Q122 Sir Robert Smith: Yesterday we met with some financial institutions who were looking at Phillip Lee’s point in a way and taking the example of France where they made the decision that they would try and decarbonise by going down the nuclear route with subsidies to avoid being exposed to the global oil market. The consequence was that when oil was cheap they were missing out and when oil was expensive it was the same. Because the rest of the world hadn’t taken the same path, their export markets were all depressed. So they had gone down a different route but hadn’t managed to decouple themselves from that.

Sir David King: We are now going back a long time. The French Government took a decision on nuclear new build. I don’t think it is a coincidence that de Gaulle reached that decision at the time that Algeria was reaching independence. The question, therefore, of maintaining energy security for the country was very much at the top of the mind of the President, I think. 80% of their electricity is quite extreme coming from nuclear. I would not argue for that, but going down this massive programme of nuclear energy generation, I think, was very much in the mind of the President to create energy security rather than financial security, but it also delivers financial security in the sense of balance of payments. It is very, very important to understand that generating energy through internal processes doesn’t impinge severely on balance of payments.

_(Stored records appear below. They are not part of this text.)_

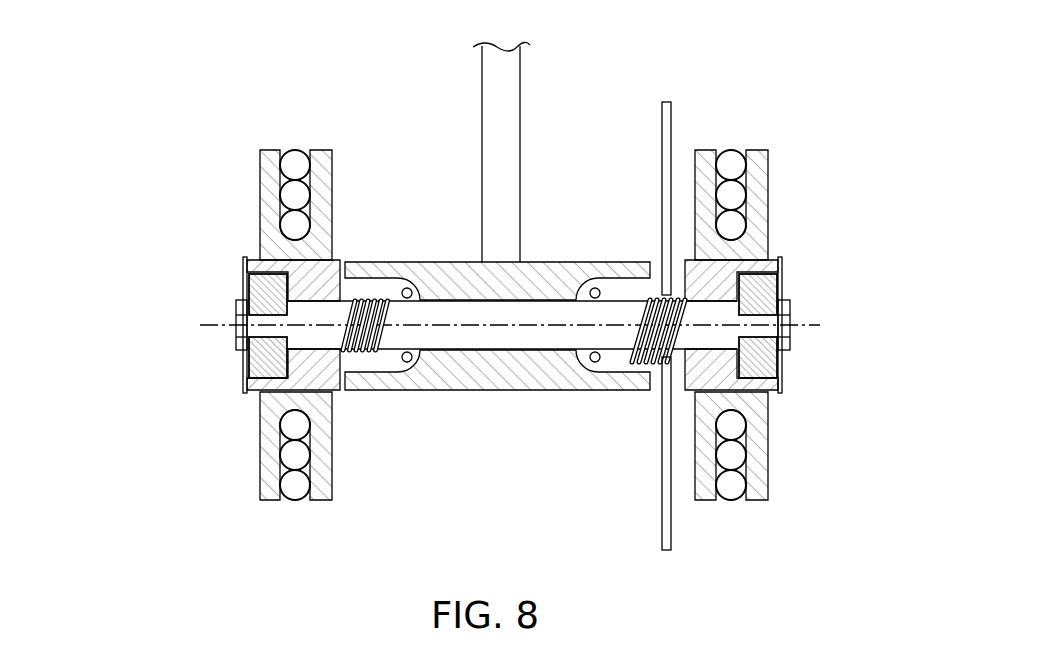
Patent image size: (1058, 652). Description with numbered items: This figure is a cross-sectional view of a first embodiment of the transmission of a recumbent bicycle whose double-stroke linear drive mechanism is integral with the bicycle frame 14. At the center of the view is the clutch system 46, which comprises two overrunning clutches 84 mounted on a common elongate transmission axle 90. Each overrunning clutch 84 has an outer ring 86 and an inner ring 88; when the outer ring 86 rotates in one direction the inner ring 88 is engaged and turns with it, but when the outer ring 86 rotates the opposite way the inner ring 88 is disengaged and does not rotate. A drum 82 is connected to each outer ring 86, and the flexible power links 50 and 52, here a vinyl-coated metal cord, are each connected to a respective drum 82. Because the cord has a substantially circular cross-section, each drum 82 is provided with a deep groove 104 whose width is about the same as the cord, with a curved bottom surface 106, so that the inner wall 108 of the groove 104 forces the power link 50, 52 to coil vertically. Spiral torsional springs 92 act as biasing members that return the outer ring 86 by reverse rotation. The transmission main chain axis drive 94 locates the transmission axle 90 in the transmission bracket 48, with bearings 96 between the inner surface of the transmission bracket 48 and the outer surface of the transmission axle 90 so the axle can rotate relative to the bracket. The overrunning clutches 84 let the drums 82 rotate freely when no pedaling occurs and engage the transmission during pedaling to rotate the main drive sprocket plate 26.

The bicycle frame 14 is at (482, 152).
The main drive sprocket plate 26 is at (662, 162).
The clutch system 46 is at (855, 64).
The transmission bracket 48 is at (543, 262).
The flexible power link 50 is at (294, 150).
The flexible power link 52 is at (731, 150).
The drum 82 is at (260, 205).
The overrunning clutch 84 is at (142, 146).
The outer ring 86 is at (268, 386).
The inner ring 88 is at (268, 292).
The transmission axle 90 is at (437, 318).
The spiral torsional spring 92 is at (365, 358).
The transmission main chain axis drive 94 is at (503, 394).
The bearings 96 is at (407, 362).
The deep groove 104 is at (293, 497).
The curved bottom surface 106 is at (292, 477).
The inner wall 108 is at (290, 411).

In Britain we wouldn’t have to import any uranium because we have stockpiled enough. We simply have to build the power stations.

Sir Robert Smith: Simply.

Sir David King: Yes.

Chair: Thank you very much for coming in; a very interesting session that has provoked some other possible lines of inquiry. We might want to talk to you again later in the year, but we are very grateful to you, as ever.

[1] Note by Witness: The biggest holders of surplus AAUs are from Central and Eastern Europe. If these countries are allowed to carry over their surplus allowances to the second commitment period, it will obviously not incentivise countries to commit to ambitious targets. However in order to continue with a plan which promotes equitable practices, these allowances could be traded in the global trading scheme I have proposed.